Sumac has been used as a souring agent in the Levant and Middle East since antiquity — it predates the introduction of lemons to the region (lemons arrived from the Far East in the 10th century CE). The Romans used Roman sumac (a related species) for its sourness before citrus became available. In the Palestinian culinary tradition, sumac is both a seasoning and a cultural marker — its use distinguishes Palestinian cooking from neighbouring traditions that use different souring agents.
Sumac (Rhus coriaria) — the dried, ground berry of the sumac shrub — provides a fruity, wine-red sourness that is qualitatively different from any other souring agent in the Levantine tradition. Where lemon juice provides a sharp, immediate citric sourness and vinegar provides a harsh acetic bite, sumac's dominant acids (malic acid, tartaric acid) produce a gentler, rounder sourness with a fruity depth and the faintest astringency from the tannins in the berry. It is the souring agent of Palestinian, Lebanese, Syrian, and Turkish cooking.
Sumac is the Levantine culinary tradition's primary souring agent and as such plays the same structural role as lime in SE Asian cooking, tamarind in Indian cooking, and lemon in Mediterranean cooking. As Segnit would note, the malic acid in sumac is the same acid that gives apples their characteristic tartness — which explains why sumac and stone fruit are natural companions in Palestinian cooking (the acid registers are related), while sumac and fatty lamb is a pairing of contrast: the tannins from the sumac berries cut the fat perception while the malic acid brightens the meat's savoury depth.
**Reading quality:** - Colour: deep burgundy-red to dark purple. Faded, brownish sumac has lost its malic acid content and will taste flat and mildly astringent without sourness. - Smell: fruity, slightly tart, slightly wine-adjacent. The smell should cause a slight salivation response. - Texture: coarse ground is correct — not fine powder. The coarser texture preserves more volatile aromatic compounds. **Applications:** - Sprinkled over musakhan (the Palestinian sumac-onion-chicken preparation): the most important single application — sumac is used in quantities that seem excessive but produce a complex, fruity-sour base that cannot be replicated otherwise - Combined with olive oil as a marinade: the malic acid gently denatures the surface proteins of the marinating protein - Sprinkled over hummus, fattoush, and labneh: as a visual and aromatic finishing element - In za'atar blend: see Z-01 **Sumac-soaked onions (for musakhan):** The technique of combining finely sliced onion with sumac and salt — the sumac's acid draws moisture from the onion while the onion's own sugars begin to interact with the malic acid, producing a complex, softened, slightly pickled onion preparation before any heat is applied.

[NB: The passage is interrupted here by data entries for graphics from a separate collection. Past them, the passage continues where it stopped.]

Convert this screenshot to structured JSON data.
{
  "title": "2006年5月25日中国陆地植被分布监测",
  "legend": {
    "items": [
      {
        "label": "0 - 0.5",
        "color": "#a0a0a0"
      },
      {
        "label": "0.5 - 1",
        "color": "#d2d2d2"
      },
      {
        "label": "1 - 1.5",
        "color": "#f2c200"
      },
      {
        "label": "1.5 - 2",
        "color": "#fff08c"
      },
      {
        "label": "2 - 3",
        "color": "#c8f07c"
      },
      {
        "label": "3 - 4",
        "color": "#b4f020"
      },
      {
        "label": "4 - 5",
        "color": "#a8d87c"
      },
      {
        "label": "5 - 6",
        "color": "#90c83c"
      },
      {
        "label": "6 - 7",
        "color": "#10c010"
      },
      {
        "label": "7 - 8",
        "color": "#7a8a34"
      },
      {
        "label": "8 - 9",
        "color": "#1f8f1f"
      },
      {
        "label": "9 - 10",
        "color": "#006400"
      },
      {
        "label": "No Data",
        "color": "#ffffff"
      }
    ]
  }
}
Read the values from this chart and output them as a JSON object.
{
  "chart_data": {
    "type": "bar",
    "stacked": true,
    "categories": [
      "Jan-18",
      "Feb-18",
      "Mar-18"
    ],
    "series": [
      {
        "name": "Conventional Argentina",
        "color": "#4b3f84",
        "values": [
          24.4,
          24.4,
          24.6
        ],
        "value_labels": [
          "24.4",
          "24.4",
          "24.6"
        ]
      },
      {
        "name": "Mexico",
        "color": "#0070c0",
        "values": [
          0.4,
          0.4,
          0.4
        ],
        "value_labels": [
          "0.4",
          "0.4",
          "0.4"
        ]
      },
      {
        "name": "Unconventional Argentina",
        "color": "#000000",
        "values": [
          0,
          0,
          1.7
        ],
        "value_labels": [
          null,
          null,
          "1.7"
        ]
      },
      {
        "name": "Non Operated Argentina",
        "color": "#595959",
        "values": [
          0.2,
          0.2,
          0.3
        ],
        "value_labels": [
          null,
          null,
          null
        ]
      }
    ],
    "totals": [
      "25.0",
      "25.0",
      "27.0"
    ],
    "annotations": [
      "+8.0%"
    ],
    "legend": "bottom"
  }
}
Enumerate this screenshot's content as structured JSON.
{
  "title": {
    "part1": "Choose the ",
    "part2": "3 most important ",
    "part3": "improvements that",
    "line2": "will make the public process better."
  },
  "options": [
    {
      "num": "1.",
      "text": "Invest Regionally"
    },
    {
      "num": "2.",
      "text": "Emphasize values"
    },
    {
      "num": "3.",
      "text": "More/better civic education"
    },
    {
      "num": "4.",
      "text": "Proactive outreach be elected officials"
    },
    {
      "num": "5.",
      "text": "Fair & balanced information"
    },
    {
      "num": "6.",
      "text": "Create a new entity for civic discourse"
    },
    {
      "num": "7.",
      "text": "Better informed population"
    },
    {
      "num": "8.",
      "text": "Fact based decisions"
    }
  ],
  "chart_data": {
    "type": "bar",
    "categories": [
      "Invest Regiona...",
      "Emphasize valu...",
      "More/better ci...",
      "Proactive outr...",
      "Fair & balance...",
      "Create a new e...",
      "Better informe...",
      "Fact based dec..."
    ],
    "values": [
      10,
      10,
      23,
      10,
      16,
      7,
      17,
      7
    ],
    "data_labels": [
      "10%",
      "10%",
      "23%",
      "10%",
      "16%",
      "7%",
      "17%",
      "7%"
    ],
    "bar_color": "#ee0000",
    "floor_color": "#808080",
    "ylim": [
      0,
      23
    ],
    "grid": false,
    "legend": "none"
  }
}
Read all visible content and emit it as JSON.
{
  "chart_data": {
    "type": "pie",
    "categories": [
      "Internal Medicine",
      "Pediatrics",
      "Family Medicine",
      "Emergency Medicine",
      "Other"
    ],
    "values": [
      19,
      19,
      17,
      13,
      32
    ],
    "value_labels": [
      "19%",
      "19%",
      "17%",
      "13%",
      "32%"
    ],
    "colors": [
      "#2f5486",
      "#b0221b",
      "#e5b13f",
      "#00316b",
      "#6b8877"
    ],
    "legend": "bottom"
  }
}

Sensory tests: **The water test:** Stir a teaspoon of sumac into a small amount of water. The water should turn a deep burgundy-pink immediately and should taste noticeably sour with a fruity quality. If the water remains pale or tastes only slightly sour, the sumac is old. **On food:** When sprinkled on labneh or flatbread with olive oil, the sumac's colour should bleed slightly into the surrounding oil within a few minutes — the water-soluble anthocyanins releasing into the moisture at the surface.